For complex and/or third- or fourth-degree tears, do not hesitate to do the suturing in the operating room under general or spinal anaesthesia.
Superficial vulvar tears (first-degree)
– If they are not bleeding and confined to the area near the vaginal opening: basic care, no suturing.
– If they are bleeding or deep: continuous simple or simple interrupted suture using absorbable suture material.
Episiotomy or simple second-degree perineal tears
– Locate the apex of the cut/tear and place a first stitch there if necessary.
– Suture the vaginal mucosa going from the inside out, to just behind the hymenal remnants, using a continuous or interrupted figure-of-eight absorbable suture; stitches should be close enough to prevent lodging of lochia in the following days, but not too deep, to avoid going into the rectum (Figure 5.25).
– Next, suture the muscle layer with two or three absorbable figure-of-eight sutures (Figure 5.26).
– Close the skin with rapidly absorbable or non-absorbable suture material, using interrupted (simple or vertical mattress) stitches; begin by placing the first stitch, without tying it, on the posterior commissure (Figure 5.27). Because the tissues will be oedematous in the days following the birth, avoid tying the knots too tight. Do a rectal examination to make sure that no stitches can be felt in the rectum. Remove compresses from inside the vagina.
Figure 5.25 - Suturing the mucosa
Figure 5.26 - Suturing the muscle
Figure 5.27 - Suturing the skin
Rupture of the anal sphincter
– A tear in the muscular ring can result in retraction of the two torn ends of the muscle, now hidden in the tissues. Insert a finger into the rectum to locate the two ends.
– Suture the sphincter with two or three absorbable figure-of-eight or horizontal mattress sutures (Figure 5.28).
– Continue in the same sequence as in the preceding case.
Figure 5.28 - Suturing the anal sphincter
Tear in the rectal mucosa
– Protect the wound from faecal material by placing a compress in the rectum (as with the vaginal tampon, do not forget to remove it).

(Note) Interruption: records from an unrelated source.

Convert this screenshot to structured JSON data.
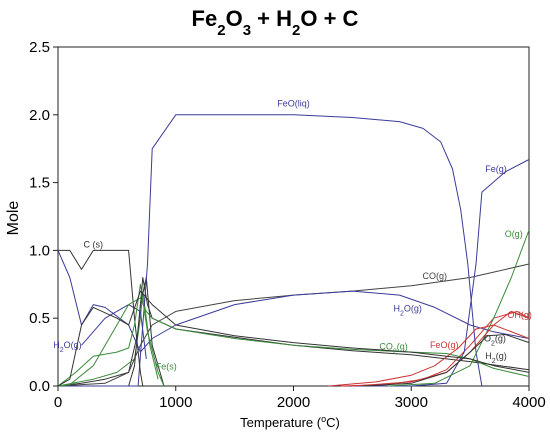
{
  "title": {
    "parts": [
      {
        "text": "Fe",
        "sub": false
      },
      {
        "text": "2",
        "sub": true
      },
      {
        "text": "O",
        "sub": false
      },
      {
        "text": "3",
        "sub": true
      },
      {
        "text": " + H",
        "sub": false
      },
      {
        "text": "2",
        "sub": true
      },
      {
        "text": "O + C",
        "sub": false
      }
    ]
  },
  "chart_data": {
    "type": "line",
    "xlabel": "Temperature (°C)",
    "xlabel_parts": [
      {
        "text": "Temperature (",
        "sup": false
      },
      {
        "text": "o",
        "sup": true
      },
      {
        "text": "C)",
        "sup": false
      }
    ],
    "ylabel": "Mole",
    "xlim": [
      0,
      4000
    ],
    "ylim": [
      0,
      2.5
    ],
    "xticks": [
      "0",
      "1000",
      "2000",
      "3000",
      "4000"
    ],
    "yticks": [
      "0.0",
      "0.5",
      "1.0",
      "1.5",
      "2.0",
      "2.5"
    ],
    "grid": false,
    "legend": "none (inline labels)",
    "series": [
      {
        "name": "FeO(liq)",
        "label_parts": [
          {
            "text": "FeO(liq)",
            "sub": false
          }
        ],
        "color": "#3b3b9a",
        "label_at": [
          2000,
          2.06
        ],
        "x": [
          0,
          680,
          760,
          800,
          1000,
          1500,
          2000,
          2500,
          2900,
          3100,
          3250,
          3350,
          3420,
          3480,
          3550,
          3600
        ],
        "y": [
          0,
          0,
          0.9,
          1.75,
          2.0,
          2.0,
          2.0,
          1.98,
          1.95,
          1.9,
          1.8,
          1.6,
          1.3,
          0.9,
          0.25,
          0.0
        ]
      },
      {
        "name": "C (s)",
        "label_parts": [
          {
            "text": "C (s)",
            "sub": false
          }
        ],
        "color": "#333333",
        "label_at": [
          300,
          1.02
        ],
        "x": [
          0,
          100,
          200,
          300,
          400,
          500,
          600,
          650,
          700,
          720
        ],
        "y": [
          1.0,
          1.0,
          0.86,
          1.0,
          1.0,
          1.0,
          1.0,
          0.5,
          0.1,
          0.0
        ]
      },
      {
        "name": "CO(g)",
        "label_parts": [
          {
            "text": "CO(g)",
            "sub": false
          }
        ],
        "color": "#444444",
        "label_at": [
          3200,
          0.79
        ],
        "x": [
          0,
          400,
          600,
          700,
          800,
          1000,
          1500,
          2000,
          2500,
          3000,
          3500,
          4000
        ],
        "y": [
          0,
          0.02,
          0.1,
          0.3,
          0.45,
          0.55,
          0.63,
          0.67,
          0.7,
          0.74,
          0.8,
          0.9
        ]
      },
      {
        "name": "Fe(g)",
        "label_parts": [
          {
            "text": "Fe(g)",
            "sub": false
          }
        ],
        "color": "#3b3b9a",
        "label_at": [
          3720,
          1.58
        ],
        "x": [
          2500,
          3000,
          3300,
          3450,
          3550,
          3600,
          3800,
          4000
        ],
        "y": [
          0,
          0,
          0.02,
          0.25,
          0.9,
          1.43,
          1.58,
          1.67
        ]
      },
      {
        "name": "O(g)",
        "label_parts": [
          {
            "text": "O(g)",
            "sub": false
          }
        ],
        "color": "#3a8a3a",
        "label_at": [
          3870,
          1.1
        ],
        "x": [
          2800,
          3200,
          3500,
          3700,
          3850,
          4000
        ],
        "y": [
          0,
          0.02,
          0.15,
          0.5,
          0.8,
          1.15
        ]
      },
      {
        "name": "H2O(g)",
        "label_parts": [
          {
            "text": "H",
            "sub": false
          },
          {
            "text": "2",
            "sub": true
          },
          {
            "text": "O(g)",
            "sub": false
          }
        ],
        "color": "#3b3b9a",
        "label_at": [
          80,
          0.28
        ],
        "label2_at": [
          2970,
          0.55
        ],
        "x": [
          0,
          100,
          200,
          300,
          400,
          600,
          700,
          800,
          1000,
          1500,
          2000,
          2500,
          2900,
          3200,
          3500,
          3700,
          4000
        ],
        "y": [
          1.0,
          0.8,
          0.45,
          0.6,
          0.58,
          0.45,
          0.25,
          0.35,
          0.45,
          0.6,
          0.67,
          0.7,
          0.67,
          0.58,
          0.45,
          0.4,
          0.35
        ]
      },
      {
        "name": "CO2(g)",
        "label_parts": [
          {
            "text": "CO",
            "sub": false
          },
          {
            "text": "2",
            "sub": true
          },
          {
            "text": "(g)",
            "sub": false
          }
        ],
        "color": "#3a8a3a",
        "label_at": [
          2850,
          0.27
        ],
        "x": [
          0,
          100,
          300,
          500,
          600,
          700,
          750,
          800,
          1000,
          1500,
          2000,
          2500,
          3000,
          3300,
          3500,
          3700,
          4000
        ],
        "y": [
          0,
          0.01,
          0.15,
          0.45,
          0.6,
          0.65,
          0.55,
          0.5,
          0.42,
          0.35,
          0.3,
          0.27,
          0.25,
          0.24,
          0.2,
          0.13,
          0.07
        ]
      },
      {
        "name": "Fe(s)",
        "label_parts": [
          {
            "text": "Fe(s)",
            "sub": false
          }
        ],
        "color": "#3a8a3a",
        "label_at": [
          920,
          0.12
        ],
        "x": [
          0,
          150,
          300,
          500,
          600,
          650,
          700,
          760,
          850,
          900
        ],
        "y": [
          0,
          0.1,
          0.22,
          0.25,
          0.28,
          0.45,
          0.75,
          0.4,
          0.1,
          0.0
        ]
      },
      {
        "name": "FeO(g)",
        "label_parts": [
          {
            "text": "FeO(g)",
            "sub": false
          }
        ],
        "color": "#cc3333",
        "label_at": [
          3280,
          0.28
        ],
        "x": [
          2300,
          2700,
          3000,
          3200,
          3400,
          3550,
          3700,
          4000
        ],
        "y": [
          0,
          0.03,
          0.08,
          0.15,
          0.28,
          0.42,
          0.45,
          0.35
        ]
      },
      {
        "name": "OH(g)",
        "label_parts": [
          {
            "text": "OH(g)",
            "sub": false
          }
        ],
        "color": "#cc3333",
        "label_at": [
          3920,
          0.5
        ],
        "x": [
          2500,
          3000,
          3300,
          3500,
          3700,
          3850,
          4000
        ],
        "y": [
          0,
          0.03,
          0.1,
          0.25,
          0.45,
          0.55,
          0.5
        ]
      },
      {
        "name": "O2(g)",
        "label_parts": [
          {
            "text": "O",
            "sub": false
          },
          {
            "text": "2",
            "sub": true
          },
          {
            "text": "(g)",
            "sub": false
          }
        ],
        "color": "#333333",
        "label_at": [
          3710,
          0.33
        ],
        "x": [
          2600,
          3000,
          3300,
          3500,
          3650,
          3800,
          4000
        ],
        "y": [
          0,
          0.02,
          0.1,
          0.25,
          0.37,
          0.38,
          0.32
        ]
      },
      {
        "name": "H2(g)",
        "label_parts": [
          {
            "text": "H",
            "sub": false
          },
          {
            "text": "2",
            "sub": true
          },
          {
            "text": "(g)",
            "sub": false
          }
        ],
        "color": "#333333",
        "label_at": [
          3720,
          0.2
        ],
        "x": [
          0,
          100,
          200,
          300,
          500,
          600,
          700,
          800,
          1000,
          1500,
          2000,
          2500,
          3000,
          3300,
          3500,
          3700,
          4000
        ],
        "y": [
          0,
          0.05,
          0.45,
          0.58,
          0.5,
          0.45,
          0.7,
          0.6,
          0.45,
          0.37,
          0.32,
          0.28,
          0.25,
          0.22,
          0.2,
          0.15,
          0.1
        ]
      }
    ],
    "extra_lines": [
      {
        "color": "#333333",
        "x": [
          0,
          200,
          400,
          600,
          680,
          720,
          760,
          800,
          1000,
          1500,
          2000,
          2500,
          3000,
          3500,
          4000
        ],
        "y": [
          0,
          0.02,
          0.05,
          0.1,
          0.4,
          0.8,
          0.6,
          0.5,
          0.42,
          0.36,
          0.3,
          0.26,
          0.23,
          0.18,
          0.12
        ]
      },
      {
        "color": "#3a8a3a",
        "x": [
          0,
          300,
          500,
          650,
          700,
          720,
          780,
          850
        ],
        "y": [
          0,
          0.05,
          0.1,
          0.2,
          0.5,
          0.7,
          0.3,
          0.05
        ]
      },
      {
        "color": "#333333",
        "x": [
          600,
          650,
          700,
          750,
          800,
          900
        ],
        "y": [
          0.0,
          0.15,
          0.6,
          0.8,
          0.3,
          0.0
        ]
      },
      {
        "color": "#3b3b9a",
        "x": [
          200,
          400,
          600,
          700,
          750
        ],
        "y": [
          0.3,
          0.5,
          0.6,
          0.55,
          0.2
        ]
      },
      {
        "color": "#cc3333",
        "x": [
          2400,
          2800,
          3100,
          3300,
          3500,
          3700,
          3900,
          4000
        ],
        "y": [
          0,
          0.01,
          0.05,
          0.12,
          0.3,
          0.5,
          0.55,
          0.5
        ]
      }
    ]
  }
}
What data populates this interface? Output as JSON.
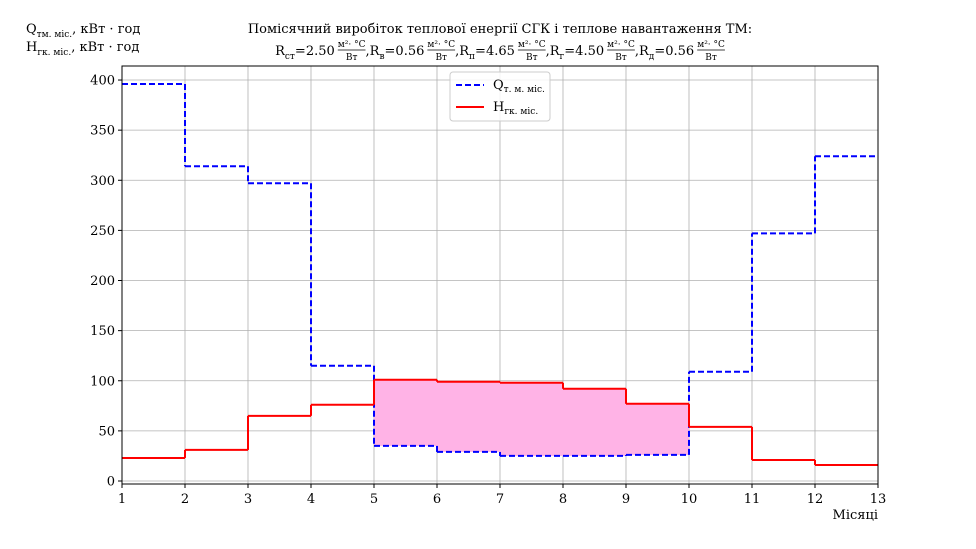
{
  "chart_data": {
    "type": "step",
    "title": "Помісячний виробіток теплової енергії СГК і теплове навантаження ТМ:",
    "subtitle": {
      "eq": " = ",
      "sep": ", ",
      "unit_num": "м²· °C",
      "unit_den": "Вт",
      "items": [
        {
          "symbol": "R",
          "sub": "ст",
          "value": "2.50"
        },
        {
          "symbol": "R",
          "sub": "в",
          "value": "0.56"
        },
        {
          "symbol": "R",
          "sub": "п",
          "value": "4.65"
        },
        {
          "symbol": "R",
          "sub": "г",
          "value": "4.50"
        },
        {
          "symbol": "R",
          "sub": "д",
          "value": "0.56"
        }
      ]
    },
    "y_label": [
      {
        "symbol": "Q",
        "sub": "тм. міс.",
        "rest": ", кВт · год"
      },
      {
        "symbol": "H",
        "sub": "гк. міс.",
        "rest": ", кВт · год"
      }
    ],
    "x_label": "Місяці",
    "x": [
      1,
      2,
      3,
      4,
      5,
      6,
      7,
      8,
      9,
      10,
      11,
      12
    ],
    "series": [
      {
        "name": "Q",
        "name_sub": "т. м. міс.",
        "color": "#0000ff",
        "dashed": true,
        "values": [
          396,
          314,
          297,
          115,
          35,
          29,
          25,
          25,
          26,
          109,
          247,
          324
        ]
      },
      {
        "name": "H",
        "name_sub": "гк. міс.",
        "color": "#ff0000",
        "dashed": false,
        "values": [
          23,
          31,
          65,
          76,
          101,
          99,
          98,
          92,
          77,
          54,
          21,
          16
        ]
      }
    ],
    "fill_color": "#ffb3e6",
    "xlim": [
      1,
      13
    ],
    "xticks": [
      1,
      2,
      3,
      4,
      5,
      6,
      7,
      8,
      9,
      10,
      11,
      12,
      13
    ],
    "ylim": [
      -3,
      414
    ],
    "yticks": [
      0,
      50,
      100,
      150,
      200,
      250,
      300,
      350,
      400
    ],
    "grid": true
  }
}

– Swab with polyvidone iodine 10%.
– Suture the rectal mucosa, going from high to low, using absorbable, interrupted stitches knotted on the rectal surface (Figures 5.29).
– Continue in the same sequence as in the preceding case.
Figures 5.29 - Suturing the rectal mucosa
5.9.3 Post-operative care
– In all cases, the vulva should be cleansed with soap and water and dried when the patient urinates or defecates, at least twice daily.
– For nonabsorbable sutures: remove the stitches between the 5th and 8th day.
– Routine analgesia: paracetamol and/or ibuprofen (especially if there is perineal oedema). A short course of ibuprofen can be prescribed in breastfeeding women (maximum 5 days).
– For third- and especially fourth-degree tears, recommend a fibre-free diet (no fruits or vegetables) for two weeks, if possible. If necessary, give a laxative to prevent passage of hard stools over the sutured rectal mucosa.
– No antibiotics are needed for an episiotomy or perineal tear. For fourth-degree tears, administer metronidazole PO: 1.5 g/day in 3 divided doses for 5 days.
5.9.4 Management of complications
– Remove the stitches and drain.
– If there are no signs of infection and the bleeding has stopped, re-suture the episiotomy either completely or partially (to allow spontaneous drainage), or leave a drain in place.
– Remove the stitches, drain and, if necessary, remove non-viable tissues
– Minor infection: no antibiotic; drainage is enough.
– Severe infection: antibiotic therapy for 5 days (amoxicillin PO: 3 g/day in 3 divided doses + metronidazole PO: 1.5 g/day in 3 divided doses).